When a public official takes issue with something I’ve written, they might email, call or contact an editor if they feel particularly aggrieved.
Missouri’s Health Director Dr. Randy Williams took a more unusual approach. Last year, I wrote a column criticizing his department’s effort to track the menstrual cycles of women seeking services at the one remaining Planned Parenthood in Missouri. After reading it, he dropped off a book and a handwritten note for me at my office. It’s a book written by a conservative Republican about loving your enemies.
I’m not going to get into the merits of the book. Suffice it to say that the author wrote a 217-page manifesto decrying the contempt in political rhetoric and never once mentioned how the current occupant of the White House has taken nastiness in public discourse to new lows. It’s kind of like writing a book about the obesity epidemic and leaving out the role of sugar.
At any rate, I read the entire thing.
Since Williams never specified what he found objectionable in my previous column, I’m going to assume by his choice of book and the note quoting Martin Luther King Jr., “I’ve seen too much hate to want to hate,” that perhaps he confused my criticism with hate or contempt toward him personally.
Rest assured, Randy, I don’t hate you.
I do, however, hate what you have been trying to do to women in this state.
When I think about the repeated attempts by the Republicans in Missouri to take away a woman’s legal right to an abortion, I also think about the sanctity of life.
I think about the life of the college student who called me to take her to the hospital after she had been raped multiple times during a spring break trip. I think about standing by her hospital bed and seeing the fear in her eyes that one of her rapists might have impregnated her. I think about a friend who had a pregnancy scare involving a man from a very conservative family. I remember her shock when his vocally “pro-life” parents offered to pay for her abortion. I think about the young woman who told me she had to leave her parents’ house after she found out she was pregnant. The condom her boyfriend was using had broken, and he offered no help to her. She became homeless -- going from one friend’s house to another -- working a minimum-wage job trying to save up money for the abortion she needed to have any kind of chance at escaping extreme poverty.
These women’s lives matter.
I teach my children the importance and universality of the Golden Rule. If it was your daughter or wife in such a traumatic and difficult situation, how would you want her treated?
Many of us are horrified that our daughters might grow up with fewer rights over their own bodies than we had.
Like you, I’m a person of faith.
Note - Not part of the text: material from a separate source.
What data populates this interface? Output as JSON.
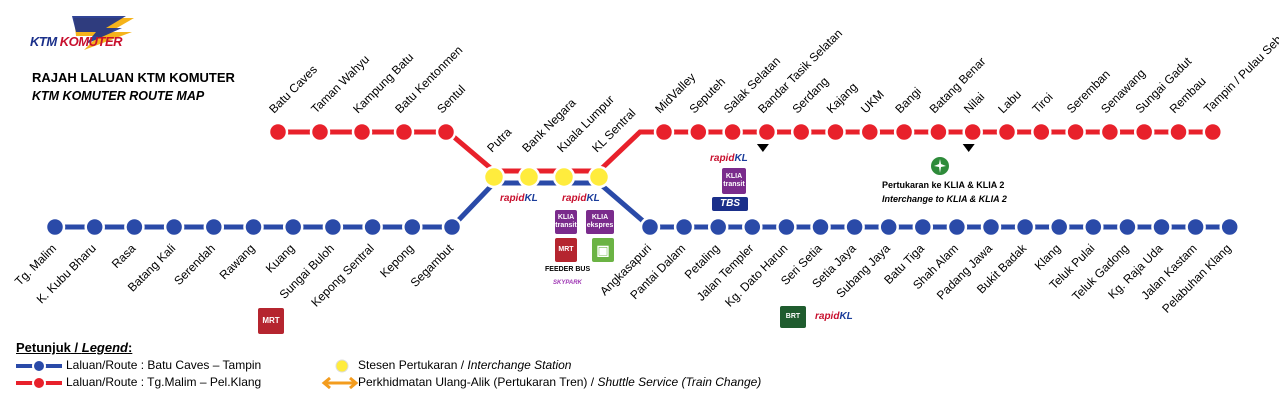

But I would never seek to impose my religious beliefs about a theological issue on women whose own lives may hang in the balance.
I can respect that getting an abortion is against your religious beliefs.
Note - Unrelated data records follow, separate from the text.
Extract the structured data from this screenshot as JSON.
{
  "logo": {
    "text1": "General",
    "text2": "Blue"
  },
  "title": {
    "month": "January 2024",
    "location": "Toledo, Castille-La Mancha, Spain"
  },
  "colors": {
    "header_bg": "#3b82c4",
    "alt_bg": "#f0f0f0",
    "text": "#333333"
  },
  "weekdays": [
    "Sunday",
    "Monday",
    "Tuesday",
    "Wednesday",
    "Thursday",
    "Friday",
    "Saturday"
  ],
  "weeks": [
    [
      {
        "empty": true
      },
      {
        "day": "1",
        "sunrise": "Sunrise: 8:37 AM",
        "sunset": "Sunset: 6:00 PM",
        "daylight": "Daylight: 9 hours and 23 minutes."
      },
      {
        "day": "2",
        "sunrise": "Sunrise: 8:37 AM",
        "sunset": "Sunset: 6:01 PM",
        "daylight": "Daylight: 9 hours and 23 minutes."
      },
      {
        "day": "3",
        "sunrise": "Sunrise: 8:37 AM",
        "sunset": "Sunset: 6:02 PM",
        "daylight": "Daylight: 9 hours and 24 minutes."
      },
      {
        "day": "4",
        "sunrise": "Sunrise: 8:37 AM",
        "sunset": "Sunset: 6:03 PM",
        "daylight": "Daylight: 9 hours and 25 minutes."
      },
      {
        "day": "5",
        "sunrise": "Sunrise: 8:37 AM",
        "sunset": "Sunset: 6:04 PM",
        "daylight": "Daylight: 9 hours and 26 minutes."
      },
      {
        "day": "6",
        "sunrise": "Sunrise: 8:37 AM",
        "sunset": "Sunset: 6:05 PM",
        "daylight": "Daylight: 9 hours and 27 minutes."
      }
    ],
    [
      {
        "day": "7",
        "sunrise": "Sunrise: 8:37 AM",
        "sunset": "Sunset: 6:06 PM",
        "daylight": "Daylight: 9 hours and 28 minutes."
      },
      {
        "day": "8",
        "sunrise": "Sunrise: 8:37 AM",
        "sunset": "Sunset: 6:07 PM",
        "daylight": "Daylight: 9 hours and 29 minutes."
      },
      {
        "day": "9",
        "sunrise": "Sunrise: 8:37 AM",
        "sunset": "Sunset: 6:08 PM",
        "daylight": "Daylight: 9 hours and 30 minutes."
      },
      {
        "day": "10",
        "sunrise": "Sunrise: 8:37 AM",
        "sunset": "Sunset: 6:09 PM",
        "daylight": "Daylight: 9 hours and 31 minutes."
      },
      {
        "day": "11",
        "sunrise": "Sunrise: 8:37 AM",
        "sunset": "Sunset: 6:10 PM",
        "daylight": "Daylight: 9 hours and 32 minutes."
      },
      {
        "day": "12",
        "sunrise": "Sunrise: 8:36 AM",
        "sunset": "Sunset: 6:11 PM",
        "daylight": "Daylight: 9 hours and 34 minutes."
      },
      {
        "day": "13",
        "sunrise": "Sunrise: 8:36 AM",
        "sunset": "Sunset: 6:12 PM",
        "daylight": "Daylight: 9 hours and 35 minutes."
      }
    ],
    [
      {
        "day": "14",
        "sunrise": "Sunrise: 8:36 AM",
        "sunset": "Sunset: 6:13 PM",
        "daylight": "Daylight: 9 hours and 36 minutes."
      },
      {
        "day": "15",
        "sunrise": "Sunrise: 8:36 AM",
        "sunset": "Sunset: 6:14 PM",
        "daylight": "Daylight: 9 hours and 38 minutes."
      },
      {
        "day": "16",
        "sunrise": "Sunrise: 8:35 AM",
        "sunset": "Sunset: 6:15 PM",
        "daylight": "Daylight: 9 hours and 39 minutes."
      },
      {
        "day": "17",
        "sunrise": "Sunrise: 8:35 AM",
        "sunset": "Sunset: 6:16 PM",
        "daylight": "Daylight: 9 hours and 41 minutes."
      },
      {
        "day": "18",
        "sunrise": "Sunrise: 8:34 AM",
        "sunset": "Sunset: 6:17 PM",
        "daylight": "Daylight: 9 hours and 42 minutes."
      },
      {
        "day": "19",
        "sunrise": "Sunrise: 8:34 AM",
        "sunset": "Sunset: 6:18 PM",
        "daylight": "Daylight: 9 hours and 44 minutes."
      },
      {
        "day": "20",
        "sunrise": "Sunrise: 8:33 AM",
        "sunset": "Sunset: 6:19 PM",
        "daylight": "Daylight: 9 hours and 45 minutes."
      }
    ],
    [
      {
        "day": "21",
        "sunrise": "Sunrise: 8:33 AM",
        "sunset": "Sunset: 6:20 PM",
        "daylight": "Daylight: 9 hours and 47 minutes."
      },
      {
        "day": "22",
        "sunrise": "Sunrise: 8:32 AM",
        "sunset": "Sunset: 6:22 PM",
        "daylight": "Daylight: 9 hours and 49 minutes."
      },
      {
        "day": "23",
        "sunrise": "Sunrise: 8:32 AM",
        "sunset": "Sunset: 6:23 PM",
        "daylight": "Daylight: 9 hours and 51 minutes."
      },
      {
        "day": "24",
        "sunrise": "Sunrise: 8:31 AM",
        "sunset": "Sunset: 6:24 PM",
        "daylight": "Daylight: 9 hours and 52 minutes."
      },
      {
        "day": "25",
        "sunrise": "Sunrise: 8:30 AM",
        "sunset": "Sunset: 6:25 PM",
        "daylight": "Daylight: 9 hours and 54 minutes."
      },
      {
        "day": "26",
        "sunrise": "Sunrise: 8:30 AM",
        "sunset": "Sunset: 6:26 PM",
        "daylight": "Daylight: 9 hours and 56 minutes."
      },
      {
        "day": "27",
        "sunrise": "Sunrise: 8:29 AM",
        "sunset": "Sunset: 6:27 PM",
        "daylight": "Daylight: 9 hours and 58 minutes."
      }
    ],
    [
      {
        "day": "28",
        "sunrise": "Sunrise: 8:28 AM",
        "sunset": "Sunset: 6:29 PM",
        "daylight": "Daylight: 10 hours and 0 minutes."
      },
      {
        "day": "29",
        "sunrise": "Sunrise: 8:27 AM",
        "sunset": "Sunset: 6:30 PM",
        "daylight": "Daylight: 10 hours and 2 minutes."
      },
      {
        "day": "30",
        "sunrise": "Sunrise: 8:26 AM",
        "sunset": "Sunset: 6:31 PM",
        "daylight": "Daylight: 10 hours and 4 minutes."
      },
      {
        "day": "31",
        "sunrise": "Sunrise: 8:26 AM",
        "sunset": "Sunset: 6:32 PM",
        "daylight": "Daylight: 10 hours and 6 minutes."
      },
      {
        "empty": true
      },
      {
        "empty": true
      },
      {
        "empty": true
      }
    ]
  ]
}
Thankfully, you will never need to get one.
If I saw the same fervor from state officials toward making sure the 100,000 children dropped from Medicaid in our state had access to health care, it would go a long way toward proving their “pro-life” consistency.
Here’s an area for common ground. Many of us who support a woman’s right to make her own health care decisions also care deeply that all children in our state can go to a doctor, and get medical treatment and medicine when they need it.
I’m all in with you when you want to apply pro-life beliefs there.
You mentioned in your note that you have received death threats and ad hominem attacks in your role. I know how that feels. It’s fascinating to see what the people who call for civility are perfectly willing to overlook from their own side.
If you ever want to discuss the book, feel free to stop by and chat.